Volume of balloon \(=4 / 3 \Pi r^{3}\)
\(\begin{aligned}&=4 / 3 \times 3.14 \times(8 \mathrm{~m})^{3} \\&=2.1 \times 10^{3} \mathrm{~m}^{3} \text { or } 2.1 \times 10^{6} \mathrm{~L}\end{aligned}\)
\(\begin{aligned} \text { Number of mole of He (n) } &=\frac{P V}{R T} \\ &=\frac{0.974 \mathrm{~atm} \times\left(2.1 \times 10^{6} \mathrm{~L}\right)}{0.0821 \mathrm{Latm} \mathrm{mol}^{-1} \mathrm{~K}^{-1} \times 291 \mathrm{~K}} \\ &=8.6 \times 10^{4} \mathrm{~mol} \mathrm{He} \end{aligned}\)

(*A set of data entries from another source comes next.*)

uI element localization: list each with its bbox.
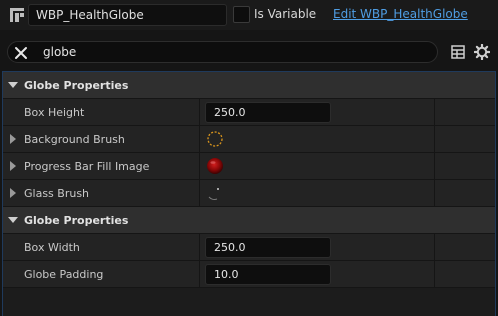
category-globe-properties[interactable]: Globe Properties [3,72,495,99]
details-header: WBP_HealthGlobe Is Variable Edit WBP_Hea… [0,0,498,30]
widget-type-icon [10,8,24,22]
property-label: Background Brush [24,133,125,146]
category-globe-properties[interactable]: Globe Properties [3,207,495,234]
dashed-ring-thumbnail[interactable] [206,130,224,148]
expand-arrow-icon[interactable] [10,188,16,198]
property-row-glass-brush: Glass Brush [3,180,495,207]
globe-padding-input[interactable]: 10.0 [205,264,331,285]
column-divider [434,126,435,153]
column-divider [434,180,435,207]
expand-arrow-icon[interactable] [10,161,16,171]
box-width-input[interactable]: 250.0 [205,237,331,258]
collapse-arrow-icon[interactable] [8,82,18,88]
property-row-progress-bar-fill-image: Progress Bar Fill Image [3,153,495,180]
property-row-background-brush: Background Brush [3,126,495,153]
column-divider [434,99,435,126]
box-height-input[interactable]: 250.0 [205,102,331,123]
property-label: Box Height [24,106,85,119]
property-label: Progress Bar Fill Image [24,160,150,173]
column-divider[interactable] [199,180,200,207]
property-label: Globe Padding [24,268,104,281]
column-divider [434,234,435,261]
column-divider[interactable] [199,153,200,180]
column-divider [434,153,435,180]
property-row-box-height: Box Height 250.0 [3,99,495,126]
column-divider[interactable] [199,261,200,288]
is-variable-checkbox[interactable] [233,6,250,23]
search-input[interactable]: globe [7,41,438,63]
gear-icon[interactable] [474,44,490,60]
expand-arrow-icon[interactable] [10,134,16,144]
collapse-arrow-icon[interactable] [8,217,18,223]
details-panel: Globe Properties Box Height 250.0 Backgr… [2,71,496,316]
property-label: Box Width [24,241,80,254]
property-row-globe-padding: Globe Padding 10.0 [3,261,495,288]
edit-widget-link[interactable]: Edit WBP_HealthGlobe [333,7,468,21]
panel-empty-area [3,288,495,316]
column-divider[interactable] [199,126,200,153]
property-row-box-width: Box Width 250.0 [3,234,495,261]
close-icon[interactable] [14,46,28,60]
table-view-icon[interactable] [451,45,465,59]
glass-arc-thumbnail[interactable] [206,184,224,202]
column-divider[interactable] [199,234,200,261]
is-variable-label: Is Variable [254,7,317,21]
red-orb-thumbnail[interactable] [206,157,224,175]
search-text: globe [43,45,77,59]
column-divider [434,261,435,288]
widget-name-field[interactable]: WBP_HealthGlobe [28,4,227,26]
category-title: Globe Properties [24,214,129,227]
property-label: Glass Brush [24,187,90,200]
column-divider[interactable] [199,99,200,126]
category-title: Globe Properties [24,79,129,92]
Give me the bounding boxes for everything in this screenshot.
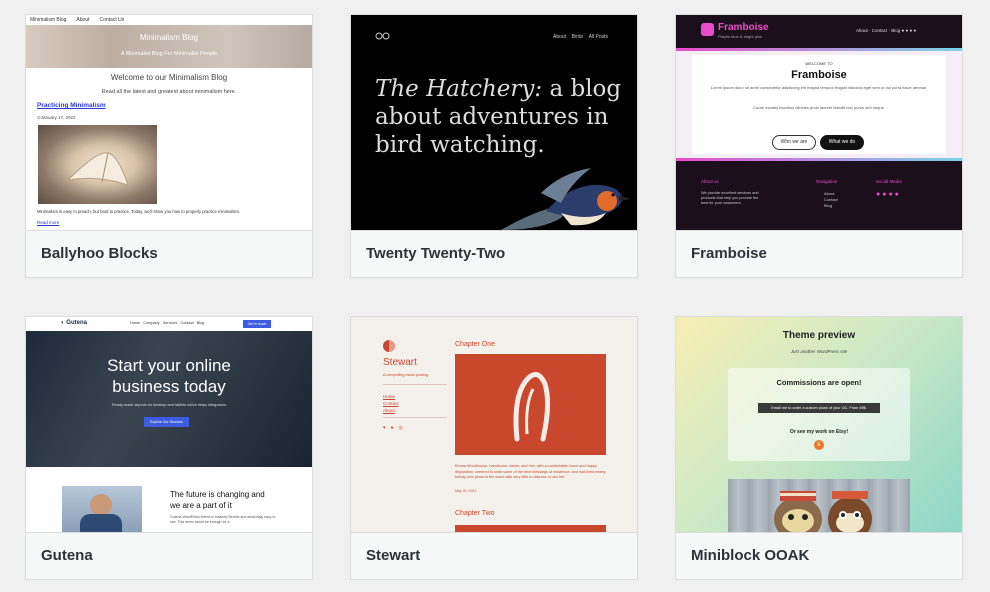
- theme-name[interactable]: Stewart: [351, 532, 637, 579]
- theme-name[interactable]: Framboise: [676, 230, 962, 277]
- what-we-do-button: What we do: [820, 135, 864, 150]
- theme-card-gutena[interactable]: ◐ Gutena Home Company Services Contact B…: [25, 316, 313, 580]
- post-image: [38, 125, 157, 204]
- chapter-image: [455, 354, 606, 455]
- etsy-icon: E: [814, 440, 824, 450]
- preview-headline: The Hatchery: a blog about adventures in…: [375, 76, 622, 158]
- theme-name[interactable]: Ballyhoo Blocks: [26, 230, 312, 277]
- logo-icon: [375, 32, 390, 40]
- site-logo: [383, 340, 395, 352]
- theme-card-miniblock-ooak[interactable]: Theme preview Just another WordPress sit…: [675, 316, 963, 580]
- preview-content: WELCOME TO Framboise Lorem ipsum dolor s…: [676, 51, 962, 158]
- preview-hero: Minimalism Blog A Minimalist Blog For Mi…: [26, 25, 312, 68]
- preview-header: ◐ Gutena Home Company Services Contact B…: [26, 317, 312, 331]
- section-image: [62, 486, 142, 532]
- theme-card-twenty-twenty-two[interactable]: About Birds All Posts The Hatchery: a bl…: [350, 14, 638, 278]
- theme-screenshot[interactable]: About Birds All Posts The Hatchery: a bl…: [351, 15, 637, 230]
- theme-name[interactable]: Gutena: [26, 532, 312, 579]
- theme-screenshot[interactable]: Theme preview Just another WordPress sit…: [676, 317, 962, 532]
- theme-screenshot[interactable]: Minimalism Blog About Contact Us Minimalis…: [26, 15, 312, 230]
- preview-footer: About us We provide excellent services a…: [676, 161, 962, 230]
- who-we-are-button: Who we are: [772, 135, 816, 150]
- commissions-box: Commissions are open! Email me to order …: [728, 368, 910, 461]
- theme-card-framboise[interactable]: Framboise Playful blue & bright pink Abo…: [675, 14, 963, 278]
- plush-photo: [728, 479, 910, 532]
- bird-illustration: [501, 168, 631, 230]
- theme-name[interactable]: Twenty Twenty-Two: [351, 230, 637, 277]
- theme-screenshot[interactable]: ◐ Gutena Home Company Services Contact B…: [26, 317, 312, 532]
- preview-hero: Start your online business today Ready ma…: [26, 331, 312, 467]
- theme-card-stewart[interactable]: Stewart A compelling travel posting Home…: [350, 316, 638, 580]
- theme-screenshot[interactable]: Stewart A compelling travel posting Home…: [351, 317, 637, 532]
- theme-screenshot[interactable]: Framboise Playful blue & bright pink Abo…: [676, 15, 962, 230]
- preview-header: Framboise Playful blue & bright pink Abo…: [676, 15, 962, 48]
- preview-nav: Minimalism Blog About Contact Us: [30, 17, 125, 23]
- theme-card-ballyhoo-blocks[interactable]: Minimalism Blog About Contact Us Minimalis…: [25, 14, 313, 278]
- theme-name[interactable]: Miniblock OOAK: [676, 532, 962, 579]
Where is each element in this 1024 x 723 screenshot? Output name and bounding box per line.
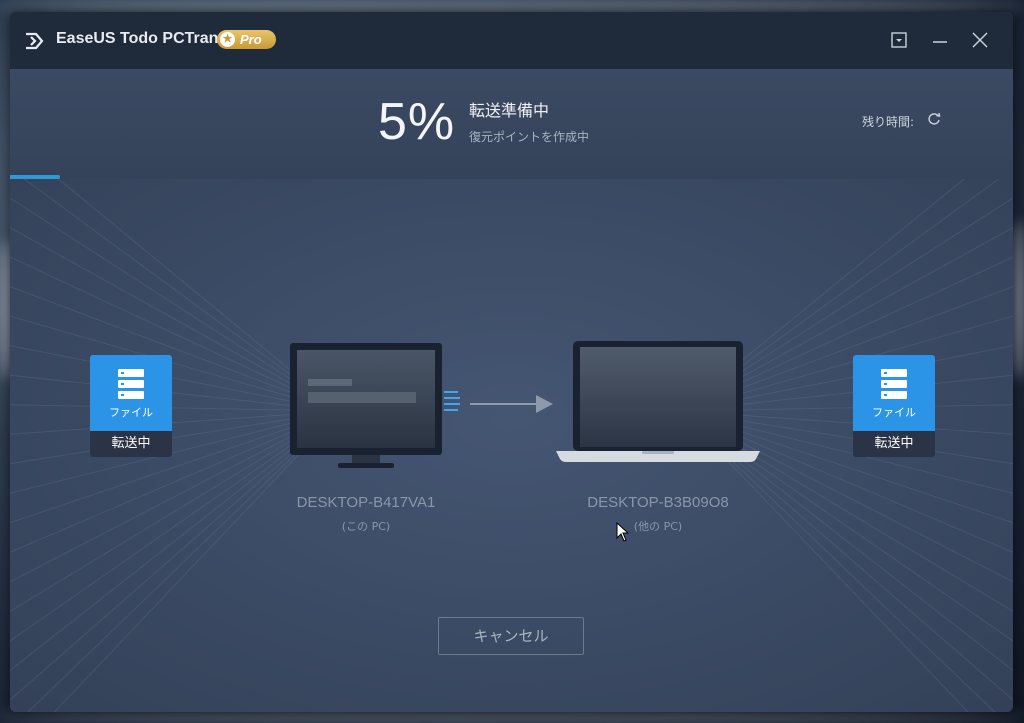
- status-subtitle: 復元ポイントを作成中: [469, 130, 590, 144]
- status-title: 転送準備中: [469, 101, 550, 120]
- target-file-label: ファイル: [872, 406, 916, 419]
- source-file-card: ファイル 転送中: [90, 355, 172, 457]
- source-state: 転送中: [90, 431, 172, 457]
- target-pc-name: DESKTOP-B3B09O8: [587, 494, 729, 511]
- refresh-icon: [928, 112, 941, 125]
- app-window: EaseUS Todo PCTrans ★ Pro 5% 転送準備中 復元ポイン…: [10, 12, 1013, 712]
- server-icon: [118, 369, 144, 399]
- minimize-icon[interactable]: [928, 28, 952, 52]
- laptop-icon: [556, 341, 760, 462]
- progress-percent: 5%: [378, 93, 456, 151]
- cancel-button[interactable]: キャンセル: [438, 617, 584, 655]
- target-pc-subtitle: (他の PC): [633, 520, 683, 533]
- app-title: EaseUS Todo PCTrans: [56, 30, 228, 47]
- star-icon: ★: [220, 32, 235, 47]
- remaining-time-label: 残り時間:: [862, 115, 915, 129]
- target-state: 転送中: [853, 431, 935, 457]
- desktop-monitor-icon: [290, 343, 442, 468]
- pro-badge-label: Pro: [240, 32, 262, 47]
- signal-waves-icon: [444, 391, 460, 411]
- title-bar[interactable]: EaseUS Todo PCTrans ★ Pro: [10, 12, 1013, 69]
- mouse-cursor-icon: [616, 522, 630, 542]
- server-icon: [881, 369, 907, 399]
- wallpaper-cloud: [1012, 220, 1024, 380]
- target-file-card: ファイル 転送中: [853, 355, 935, 457]
- transfer-arrow-icon: [470, 395, 553, 413]
- dropdown-icon[interactable]: [887, 28, 911, 52]
- pro-badge: ★ Pro: [217, 30, 276, 49]
- source-pc-name: DESKTOP-B417VA1: [296, 494, 436, 511]
- pctrans-logo-icon: [26, 32, 44, 50]
- source-pc-subtitle: (この PC): [341, 520, 391, 533]
- source-file-label: ファイル: [109, 406, 153, 419]
- close-icon[interactable]: [968, 28, 992, 52]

Mass of \(\mathrm{He}=8.6 \times 10^{4} \mathrm{~mol} \mathrm{He} \times 4.003 \mathrm{~g} / \mathrm{mol} \mathrm{He}=3.4 \times 10^{5} \mathrm{~g} \mathrm{He}\)
Thus the mass of He is found to be \(3.4 \times 10^{5} \mathrm{~g}\) He.